The dataset consists of images of whole drawers of specimens from two angles -- top down, and 45º. The drawers contain individual boxes of specimens called "lots". 1 lot is the set of all the specimens of a species collected at a single place and time. All lots in the collection have a unique numeric catalogue number which is printed on the top right corner of a cardstock label in the box. All images were taken using the same lighting setup and contain an Calibrite ColorChecker Nano and a QP Card QP101 Calibration Card with mm scale bar.

(A sample from the dataset can be downloaded here)

My goal is to get help to use CV / ML methods to:

  1. segment both images of each drawer of specimens into lots.
  2. Use OCR to capture the catalogue number of each lot from its label and add the number to the image metadata
  3. assign GUIDs to the images and make the dataset available online for use for morphological analysis.

I would definitely be interested in testing some hypotheses about the distribution of different morphological traits and color patterns using this dataset.

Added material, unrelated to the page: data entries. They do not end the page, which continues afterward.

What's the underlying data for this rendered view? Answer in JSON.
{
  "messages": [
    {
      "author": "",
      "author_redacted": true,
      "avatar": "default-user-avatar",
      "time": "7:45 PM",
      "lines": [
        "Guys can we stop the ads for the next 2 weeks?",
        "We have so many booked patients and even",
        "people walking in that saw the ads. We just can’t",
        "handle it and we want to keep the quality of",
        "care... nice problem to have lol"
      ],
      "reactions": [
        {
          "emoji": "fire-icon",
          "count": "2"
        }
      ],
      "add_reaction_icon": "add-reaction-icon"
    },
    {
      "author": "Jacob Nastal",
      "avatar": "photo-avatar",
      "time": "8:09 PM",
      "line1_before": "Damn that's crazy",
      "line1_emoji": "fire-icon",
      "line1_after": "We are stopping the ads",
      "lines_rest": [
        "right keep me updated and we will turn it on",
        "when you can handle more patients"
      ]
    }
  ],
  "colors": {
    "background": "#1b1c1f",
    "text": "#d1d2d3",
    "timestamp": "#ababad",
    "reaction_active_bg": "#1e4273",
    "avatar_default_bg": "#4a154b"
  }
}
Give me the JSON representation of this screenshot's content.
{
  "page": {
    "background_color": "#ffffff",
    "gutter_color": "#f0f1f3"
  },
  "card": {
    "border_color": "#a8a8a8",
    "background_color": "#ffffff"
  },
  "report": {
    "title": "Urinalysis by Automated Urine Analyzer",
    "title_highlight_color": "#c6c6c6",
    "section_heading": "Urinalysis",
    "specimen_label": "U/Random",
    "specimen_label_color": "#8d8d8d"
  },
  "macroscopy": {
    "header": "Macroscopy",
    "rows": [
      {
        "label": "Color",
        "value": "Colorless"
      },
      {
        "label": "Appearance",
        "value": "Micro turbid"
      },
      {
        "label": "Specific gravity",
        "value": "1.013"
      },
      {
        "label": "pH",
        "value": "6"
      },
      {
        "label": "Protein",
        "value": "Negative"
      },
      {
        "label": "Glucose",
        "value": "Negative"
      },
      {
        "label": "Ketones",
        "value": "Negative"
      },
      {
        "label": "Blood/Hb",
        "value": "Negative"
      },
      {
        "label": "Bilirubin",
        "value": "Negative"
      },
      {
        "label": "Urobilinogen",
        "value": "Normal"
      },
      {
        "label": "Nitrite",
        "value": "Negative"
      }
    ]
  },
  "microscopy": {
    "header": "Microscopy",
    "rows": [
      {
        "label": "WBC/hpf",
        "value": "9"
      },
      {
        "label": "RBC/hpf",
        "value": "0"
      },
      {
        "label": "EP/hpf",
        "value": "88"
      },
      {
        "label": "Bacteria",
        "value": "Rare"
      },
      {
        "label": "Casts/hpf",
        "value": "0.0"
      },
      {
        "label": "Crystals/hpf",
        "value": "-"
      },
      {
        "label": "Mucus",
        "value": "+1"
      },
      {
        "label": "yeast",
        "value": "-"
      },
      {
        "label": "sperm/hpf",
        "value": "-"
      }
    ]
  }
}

It would be the largest dataset of its kind in existence for mollusks. Please reach out if you're interested in collaborating on some or all of this! -Nate

Originally posted by @nfshoobs in https://github.com/Imageomics/Image-Datapalooza-2023/issues/3#issuecomment-1676450117

nfshoobs commented 1 year ago

Additional info to address questions from pitch:

One major potential of this research is that the ending dataset would be a large annotated set of species images that are expertly identified, which can be then used to train a model that identifies new images automatically. This would be incredibly useful for conservation and management, as "ability to identify mussel species" is a rare skill and there is high demand for ID expertise from state and federal wildlife agencies.